Lors de la coupe du monde de 2014 à Rio de Janeiro, la défaite contre l’Allemagne (7-1) en demi-finale a été vécue comme un véritable drame national. Le football est une religion pour le pays. Le Brésil est en effet le seul pays à avoir réussi à décrocher cinq étoiles à la coupe du monde en 1958, 1962, 1970, 1994 et en 2002. De plus, de nombreux joueurs qui ont marqué l’histoire sont brésiliens comme Ronaldo, Pelé ou encore Garrincha.
Chaque grande métropole a au moins deux équipes, et donc deux stades, souvent un pour la classe populaire et un autre pour la classe plus aisée. À Rio de Janeiro, ce ne sont pas moins de quatre équipes historiques qui trustent les premières places des classements selon les saisons. Il n’est pas rare d’entendre le bruit des pétards à n’importe quel moment de la journée afin de célébrer les buts et les victoires.

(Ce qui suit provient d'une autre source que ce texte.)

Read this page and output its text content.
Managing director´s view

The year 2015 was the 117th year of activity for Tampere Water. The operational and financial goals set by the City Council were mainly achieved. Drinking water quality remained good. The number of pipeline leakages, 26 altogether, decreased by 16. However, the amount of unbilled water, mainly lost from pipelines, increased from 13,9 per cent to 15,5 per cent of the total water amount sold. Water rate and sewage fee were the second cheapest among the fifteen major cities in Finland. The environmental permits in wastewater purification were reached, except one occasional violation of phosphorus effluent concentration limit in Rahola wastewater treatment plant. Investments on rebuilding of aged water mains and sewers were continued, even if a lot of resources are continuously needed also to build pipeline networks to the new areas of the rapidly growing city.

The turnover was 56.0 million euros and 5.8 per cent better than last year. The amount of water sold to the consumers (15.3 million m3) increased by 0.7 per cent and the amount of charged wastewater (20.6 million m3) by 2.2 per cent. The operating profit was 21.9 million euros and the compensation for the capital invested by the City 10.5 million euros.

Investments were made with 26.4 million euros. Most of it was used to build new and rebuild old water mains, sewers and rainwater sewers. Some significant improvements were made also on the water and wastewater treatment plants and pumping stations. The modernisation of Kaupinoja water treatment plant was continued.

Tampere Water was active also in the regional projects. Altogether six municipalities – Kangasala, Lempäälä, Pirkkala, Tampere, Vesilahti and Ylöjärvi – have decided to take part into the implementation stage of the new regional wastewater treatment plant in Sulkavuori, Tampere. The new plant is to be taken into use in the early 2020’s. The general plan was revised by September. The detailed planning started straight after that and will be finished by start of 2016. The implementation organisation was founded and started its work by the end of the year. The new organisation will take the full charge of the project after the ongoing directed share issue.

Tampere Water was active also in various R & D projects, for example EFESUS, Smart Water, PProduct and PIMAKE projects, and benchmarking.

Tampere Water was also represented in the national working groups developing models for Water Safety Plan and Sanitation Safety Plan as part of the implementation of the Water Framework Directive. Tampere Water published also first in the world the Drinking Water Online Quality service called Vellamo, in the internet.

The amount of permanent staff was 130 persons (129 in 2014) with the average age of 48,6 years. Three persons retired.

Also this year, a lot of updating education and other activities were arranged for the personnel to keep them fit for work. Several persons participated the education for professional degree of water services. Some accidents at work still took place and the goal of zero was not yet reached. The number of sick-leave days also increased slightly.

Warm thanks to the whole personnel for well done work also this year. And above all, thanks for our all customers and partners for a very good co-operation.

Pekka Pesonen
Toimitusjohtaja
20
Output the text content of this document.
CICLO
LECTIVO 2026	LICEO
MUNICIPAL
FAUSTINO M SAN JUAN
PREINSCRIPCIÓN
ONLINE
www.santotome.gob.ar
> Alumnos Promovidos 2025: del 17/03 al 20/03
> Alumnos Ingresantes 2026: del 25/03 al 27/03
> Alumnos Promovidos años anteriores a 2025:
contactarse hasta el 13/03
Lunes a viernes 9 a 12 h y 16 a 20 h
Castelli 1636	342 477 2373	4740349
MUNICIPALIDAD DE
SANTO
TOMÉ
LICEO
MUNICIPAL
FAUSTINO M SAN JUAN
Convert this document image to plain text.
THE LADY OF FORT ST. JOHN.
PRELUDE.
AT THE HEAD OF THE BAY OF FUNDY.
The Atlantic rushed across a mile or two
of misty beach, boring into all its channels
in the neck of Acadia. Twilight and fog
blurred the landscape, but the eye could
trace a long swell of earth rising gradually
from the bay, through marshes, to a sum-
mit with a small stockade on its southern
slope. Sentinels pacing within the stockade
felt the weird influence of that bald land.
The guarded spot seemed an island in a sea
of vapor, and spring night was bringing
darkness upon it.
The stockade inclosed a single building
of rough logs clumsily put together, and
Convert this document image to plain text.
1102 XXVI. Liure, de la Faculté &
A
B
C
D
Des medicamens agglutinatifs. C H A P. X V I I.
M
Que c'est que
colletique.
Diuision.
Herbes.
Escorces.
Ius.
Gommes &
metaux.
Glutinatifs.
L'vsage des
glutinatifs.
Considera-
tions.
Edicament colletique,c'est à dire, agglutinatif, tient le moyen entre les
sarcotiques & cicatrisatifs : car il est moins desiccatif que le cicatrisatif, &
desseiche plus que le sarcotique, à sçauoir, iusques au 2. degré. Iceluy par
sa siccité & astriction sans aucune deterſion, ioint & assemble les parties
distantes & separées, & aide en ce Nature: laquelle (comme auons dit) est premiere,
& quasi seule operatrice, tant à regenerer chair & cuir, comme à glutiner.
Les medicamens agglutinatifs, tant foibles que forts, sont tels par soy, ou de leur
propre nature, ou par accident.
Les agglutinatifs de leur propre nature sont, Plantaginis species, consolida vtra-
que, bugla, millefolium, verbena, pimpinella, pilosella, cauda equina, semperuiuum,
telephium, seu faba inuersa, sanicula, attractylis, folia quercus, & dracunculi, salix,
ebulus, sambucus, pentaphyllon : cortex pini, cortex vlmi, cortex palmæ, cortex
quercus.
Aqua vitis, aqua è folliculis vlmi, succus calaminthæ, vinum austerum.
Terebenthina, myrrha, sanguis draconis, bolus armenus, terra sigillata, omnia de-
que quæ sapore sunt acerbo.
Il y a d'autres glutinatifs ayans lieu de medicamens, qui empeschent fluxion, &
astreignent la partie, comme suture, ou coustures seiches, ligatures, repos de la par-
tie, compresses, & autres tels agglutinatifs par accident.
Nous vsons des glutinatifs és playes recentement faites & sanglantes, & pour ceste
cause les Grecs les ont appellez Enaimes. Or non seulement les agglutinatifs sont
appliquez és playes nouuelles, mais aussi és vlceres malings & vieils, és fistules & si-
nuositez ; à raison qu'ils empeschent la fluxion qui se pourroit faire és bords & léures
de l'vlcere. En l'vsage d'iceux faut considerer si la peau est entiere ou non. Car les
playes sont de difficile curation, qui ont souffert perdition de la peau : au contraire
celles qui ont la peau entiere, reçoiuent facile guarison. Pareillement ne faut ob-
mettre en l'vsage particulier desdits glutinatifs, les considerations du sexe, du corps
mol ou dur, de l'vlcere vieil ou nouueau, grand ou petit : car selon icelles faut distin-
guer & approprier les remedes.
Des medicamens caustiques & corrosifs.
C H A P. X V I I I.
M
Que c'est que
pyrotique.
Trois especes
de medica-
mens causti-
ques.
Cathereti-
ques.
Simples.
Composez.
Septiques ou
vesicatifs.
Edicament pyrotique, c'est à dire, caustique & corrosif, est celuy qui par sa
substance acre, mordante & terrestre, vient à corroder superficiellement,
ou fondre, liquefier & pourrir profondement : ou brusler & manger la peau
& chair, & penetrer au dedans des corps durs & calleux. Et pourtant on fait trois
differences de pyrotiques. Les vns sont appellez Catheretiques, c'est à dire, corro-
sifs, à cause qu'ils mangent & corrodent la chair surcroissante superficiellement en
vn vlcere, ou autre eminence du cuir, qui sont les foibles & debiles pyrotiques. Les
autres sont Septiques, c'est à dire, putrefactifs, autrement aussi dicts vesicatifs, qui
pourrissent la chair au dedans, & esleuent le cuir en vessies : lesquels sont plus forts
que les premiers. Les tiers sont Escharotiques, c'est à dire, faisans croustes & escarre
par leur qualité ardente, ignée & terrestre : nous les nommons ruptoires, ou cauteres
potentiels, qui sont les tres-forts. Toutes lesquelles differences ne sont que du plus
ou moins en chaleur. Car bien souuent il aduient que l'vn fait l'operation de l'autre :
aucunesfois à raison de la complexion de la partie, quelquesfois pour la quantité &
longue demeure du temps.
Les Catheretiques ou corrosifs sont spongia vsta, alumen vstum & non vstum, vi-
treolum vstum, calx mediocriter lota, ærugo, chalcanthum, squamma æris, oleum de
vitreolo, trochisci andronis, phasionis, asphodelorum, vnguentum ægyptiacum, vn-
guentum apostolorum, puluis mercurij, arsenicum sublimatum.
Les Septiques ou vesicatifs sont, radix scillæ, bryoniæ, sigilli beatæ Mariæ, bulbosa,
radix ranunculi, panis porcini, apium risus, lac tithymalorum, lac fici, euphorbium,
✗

Manaus, la capitale de l'État d’Amazonas, fait comme souvent les choses différemment. Si la ville ne compte aucun club majeur, elle possède en revanche le plus grand championnat de football amateur du monde : le Peladão. Un championnat qui ne doit pas sa réputation qu’à son impressionnant nombre d’équipes mais aussi au fait que chaque équipe est représentée par une Miss. La singularité du Peladão va plus loin car un savant système de calcul permet aux équipes d’être repêchées en cas d’élimination si leur miss se qualifie pour les phases suivantes.
Si Manaus est donc connue pour son péladão, on joue également au football dans la forêt et Heliconia sponsorise la très belle équipe du Nautico Baré Football Club, composée exclusivement d’indiens de l'ethnie baré.